The reason I bring all this up is that I’m playing, for the first time in probably ten years, R.E.M.’s New Adventures in Hi-Fi
. It’s one of the albums I bought during the five months I was in Seattle, mid-August 1996 to mid-January 1997, and like the others--Prince’s Emancipation
, DJ Shadow’s Endtroducing . . .
, Headz 2a & 2b
, Nirvana’s From the Muddy Banks of the Wishkah
, as well as several cassettes I’d brought with me that survived the luggage loss, it’s tied inextricably to that time and place. I liked New Adventures
a lot at the time, and relistening I’m surprised at how strong some of it is; posterity hasn’t been kind to it, since it was the last album they made before Bill Berry left, at which point they more or less lost the rudder. It didn’t help that it’s by far their longest album--14 songs, 65-and-a-half minutes, most tracks five minutes or more, kind of a stylistic grab bag, mostly recorded on the Monster
tour, first album of a huge-money record deal, the place where simmering backlash finally took root. I remember Jim DeRogatis’s Request
feature, the first time I’d ever seen R.E.M. portrayed in an unflattering light in print; it impressed me a lot at the time, though I thought he was wrong about the album sucking.
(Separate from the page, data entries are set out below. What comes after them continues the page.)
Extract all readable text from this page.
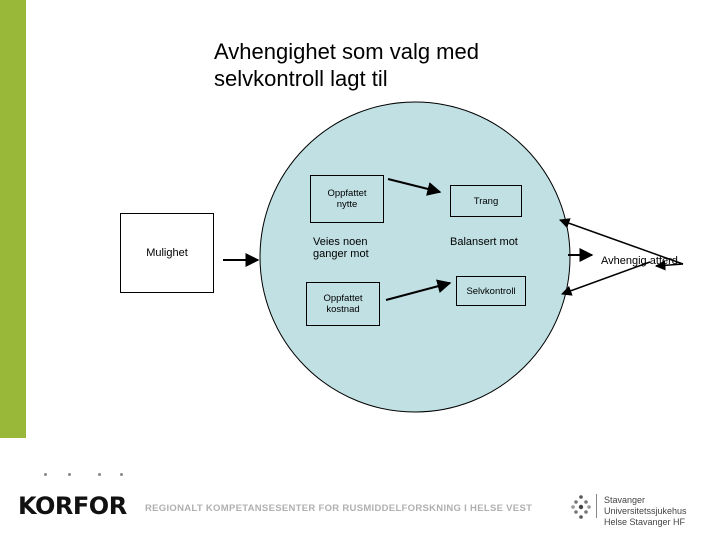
Avhengighet som valg med
selvkontroll lagt til
Mulighet
Oppfattet nytte
Oppfattet kostnad
Trang
Selvkontroll
Veies noen ganger mot
Balansert mot
Avhengig atferd
KORFOR REGIONALT KOMPETANSESENTER FOR RUSMIDDELFORSKNING I HELSE VEST
Stavanger Universitetssjukehus
Helse Stavanger HF
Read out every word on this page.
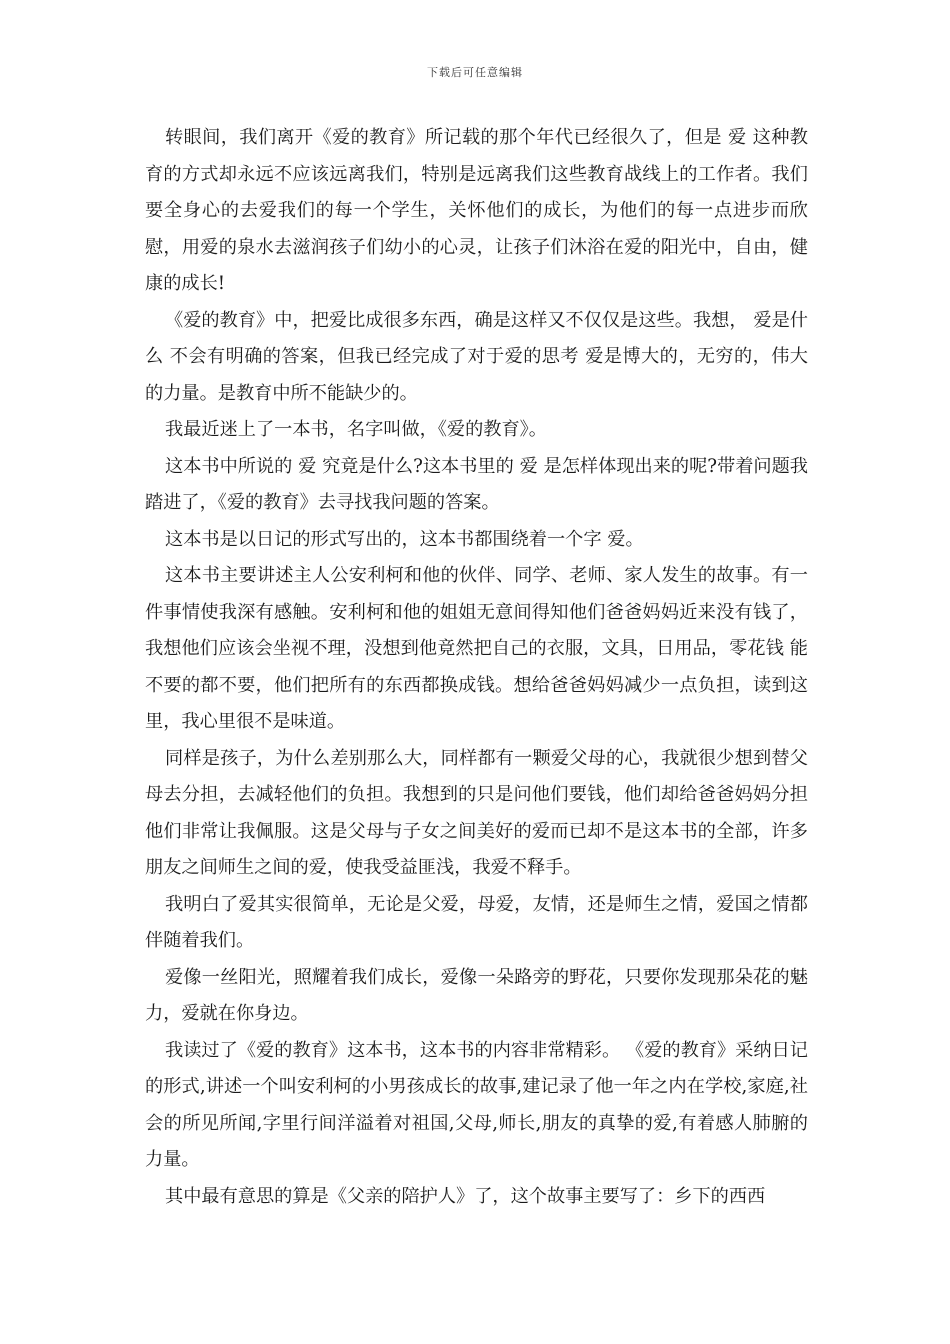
下载后可任意编辑

转眼间，我们离开《爱的教育》所记载的那个年代已经很久了，但是 爱 这种教育的方式却永远不应该远离我们，特别是远离我们这些教育战线上的工作者。我们要全身心的去爱我们的每一个学生，关怀他们的成长，为他们的每一点进步而欣慰，用爱的泉水去滋润孩子们幼小的心灵，让孩子们沐浴在爱的阳光中，自由，健康的成长!

《爱的教育》中，把爱比成很多东西，确是这样又不仅仅是这些。我想， 爱是什么 不会有明确的答案，但我已经完成了对于爱的思考 爱是博大的，无穷的，伟大的力量。是教育中所不能缺少的。

我最近迷上了一本书，名字叫做，《爱的教育》。

这本书中所说的 爱 究竟是什么?这本书里的 爱 是怎样体现出来的呢?带着问题我踏进了，《爱的教育》去寻找我问题的答案。

这本书是以日记的形式写出的，这本书都围绕着一个字 爱。

这本书主要讲述主人公安利柯和他的伙伴、同学、老师、家人发生的故事。有一件事情使我深有感触。安利柯和他的姐姐无意间得知他们爸爸妈妈近来没有钱了，我想他们应该会坐视不理，没想到他竟然把自己的衣服，文具，日用品，零花钱 能不要的都不要，他们把所有的东西都换成钱。想给爸爸妈妈减少一点负担，读到这里，我心里很不是味道。

同样是孩子，为什么差别那么大，同样都有一颗爱父母的心，我就很少想到替父母去分担，去减轻他们的负担。我想到的只是问他们要钱，他们却给爸爸妈妈分担他们非常让我佩服。这是父母与子女之间美好的爱而已却不是这本书的全部，许多朋友之间师生之间的爱，使我受益匪浅，我爱不释手。

我明白了爱其实很简单，无论是父爱，母爱，友情，还是师生之情，爱国之情都伴随着我们。

爱像一丝阳光，照耀着我们成长，爱像一朵路旁的野花，只要你发现那朵花的魅力，爱就在你身边。

我读过了《爱的教育》这本书，这本书的内容非常精彩。 《爱的教育》采纳日记的形式,讲述一个叫安利柯的小男孩成长的故事,建记录了他一年之内在学校,家庭,社会的所见所闻,字里行间洋溢着对祖国,父母,师长,朋友的真挚的爱,有着感人肺腑的力量。

其中最有意思的算是《父亲的陪护人》了，这个故事主要写了：乡下的西西
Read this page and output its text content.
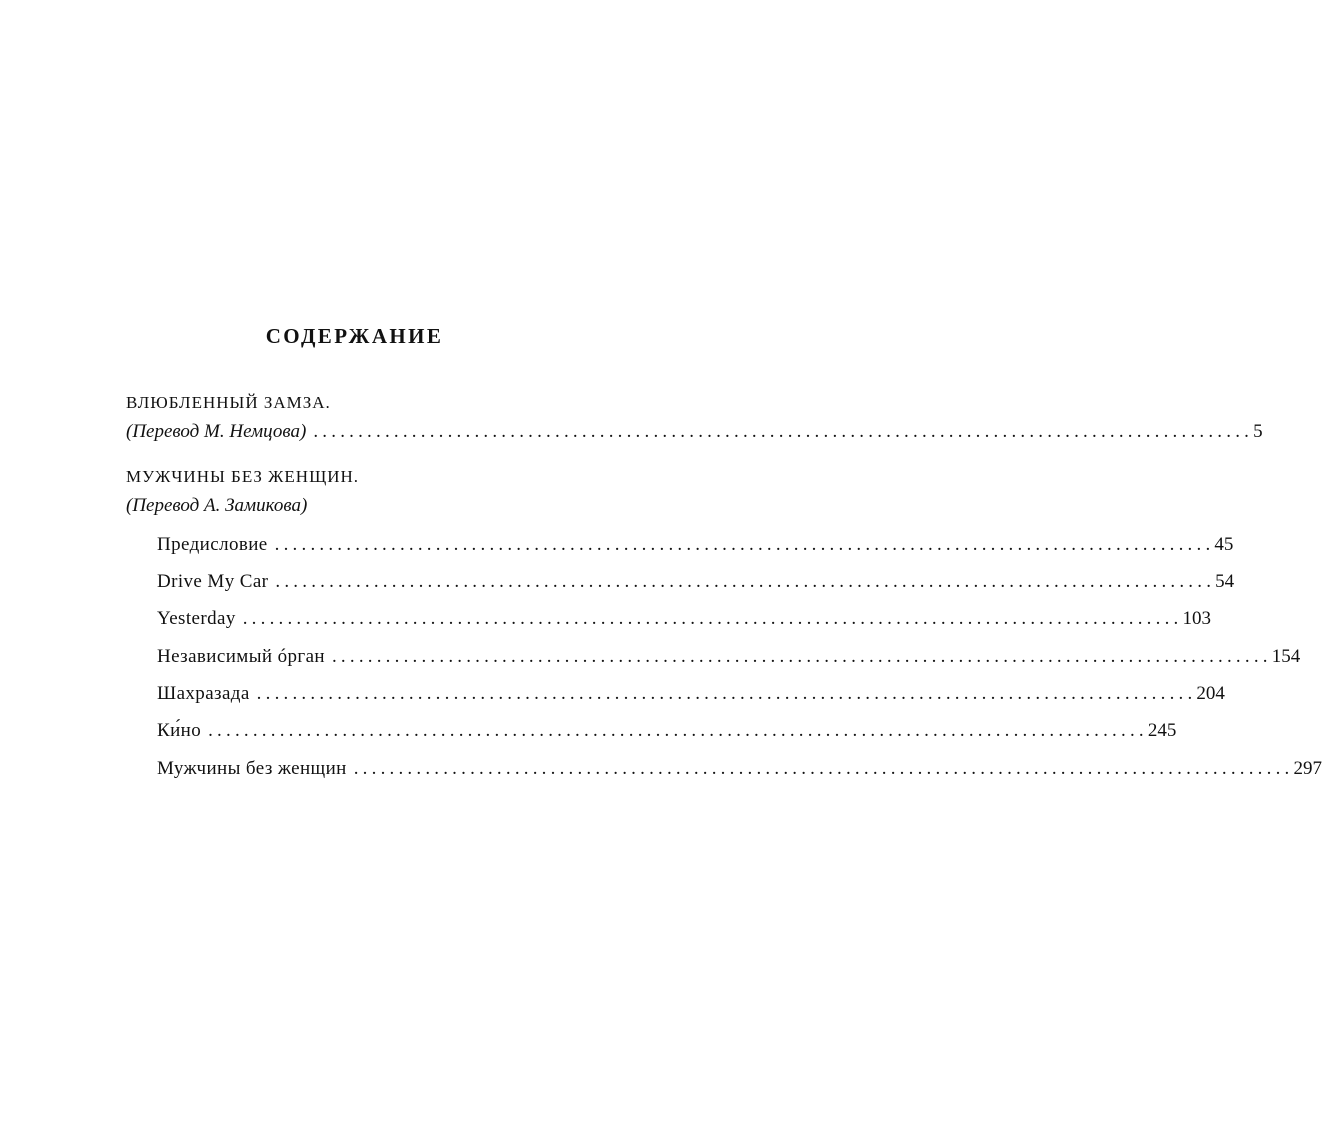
СОДЕРЖАНИЕ
ВЛЮБЛЕННЫЙ ЗАМЗА.
(Перевод М. Немцова) ......................................................................................................... 5
МУЖЧИНЫ БЕЗ ЖЕНЩИН.
(Перевод А. Замикова)
Предисловие ......................................................................................................... 45
Drive My Car ......................................................................................................... 54
Yesterday ......................................................................................................... 103
Независимый óрган ......................................................................................................... 154
Шахразада ......................................................................................................... 204
Ки́но ......................................................................................................... 245
Мужчины без женщин ......................................................................................................... 297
When I got R.E.M.’s Warner Bros. expanded remasters last year, I had the opposite feeling--New Adventures
was probably a lot worse than I’d known. Last week, I ripped it onto my hard drive and played “New Test Leper” loudly on headphones. In 1996 it sounded like the most comforting song in the world, and time has been wonderful to it--the delicate empathy in Stipe’s voice hasn’t gone anywhere, and if the drums shuffle more politely than I’d remembered they’re not really the point anyway. (Jeremy also loved it.) The others I played were “Departure,” whose playfulness surprised me; and “Leave,” which surprised me by not being as good as I’d remembered. (That siren noise is sort of a nuisance, isn’t it?) And “Electrolite,” the only song on here with any kind of post-album-cycle shelf life, and as perfect in a way as any of their singles, which isn’t the same as saying it’s great.
Playing it all while writing much of the above provided a few jolts, none of them too forbidding. (It’s R.E.M.; what did you expect?) “Undertow”’s “I’m drowning” refrain is a little fragmented but is still essentially as stirring as it’s meant to be. Actually, fragmentation is a theme here, as it was on Monster
, as well as U2’s albums of the period--“information overload” is so mid-’90s a trope it’s almost adorable now. One of the tracks is even called (groan!) “So Fast, So Numb”--schoolmarmish warning about losing your emotions in the mediascape, ahoy! See also “The Wake Up Bomb” and, to a lesser extent, “E-Bow the Letter,” which is more about celebrity but is still one of the dumbest choices for a single ever made by any band in R.E.M.’s then-sales class.
Not that I’m offering ex-post facto advice here. But if the album sounds bloated and shaky, it’s still got a handful of songs I’m super happy to reacquaint myself with. My perfect EP condensation runs: “Departure,” “Leper,” “Undertow,” “Be Mine,” and “Electrolite.” “Be Mine” is as deliberately tossed off as anything on Monster
, only it’s a straight-up power ballad, something R.E.M. were great at even if their fanbase does not wanna know.
The reason I came back, however hesitantly, to Adventures
is that I’ve been pounding Automatic for the People
these past couple weeks. Lots of smart people I know don’t like that one very much--too funereal, and it’s such a middlebrow choice for their best or second-best album that I can understand the impulse. But I’ve always adored the grace of the thing. At the time of its release, the whispers around the album were “AIDS elegy,” and there’s some of that for sure. (The Stipe-has-AIDS rumors are a different thing altogether.) What hits me most powerfully now, though, is something I couldn’t have heard when I first bought the album at 17: As much as anything, it’s an album about turning 30, about realizing your 20s are gone and won’t be coming back. It’s about facing middle age as much as it is about facing death. It’s about realizing the salad days were actually the salad days, because you could fuck up and it would fix itself eventually. No wonder they made Monster
after this, and no wonder it sounded so awkward--older guys in youth drag. When U2 did it, they’d been so self-serious for so long it really was a change of pace and heart; R.E.M., however much Stipe’s mumbling had shrouded them in mystery, had been jumpier and lighter even when they were criticizing foreign policy. They didn’t have to get goofy because they were already fundamentally light.
Needless to say, I haven’t gone back to Monster
yet. I’m still a little afraid of that one.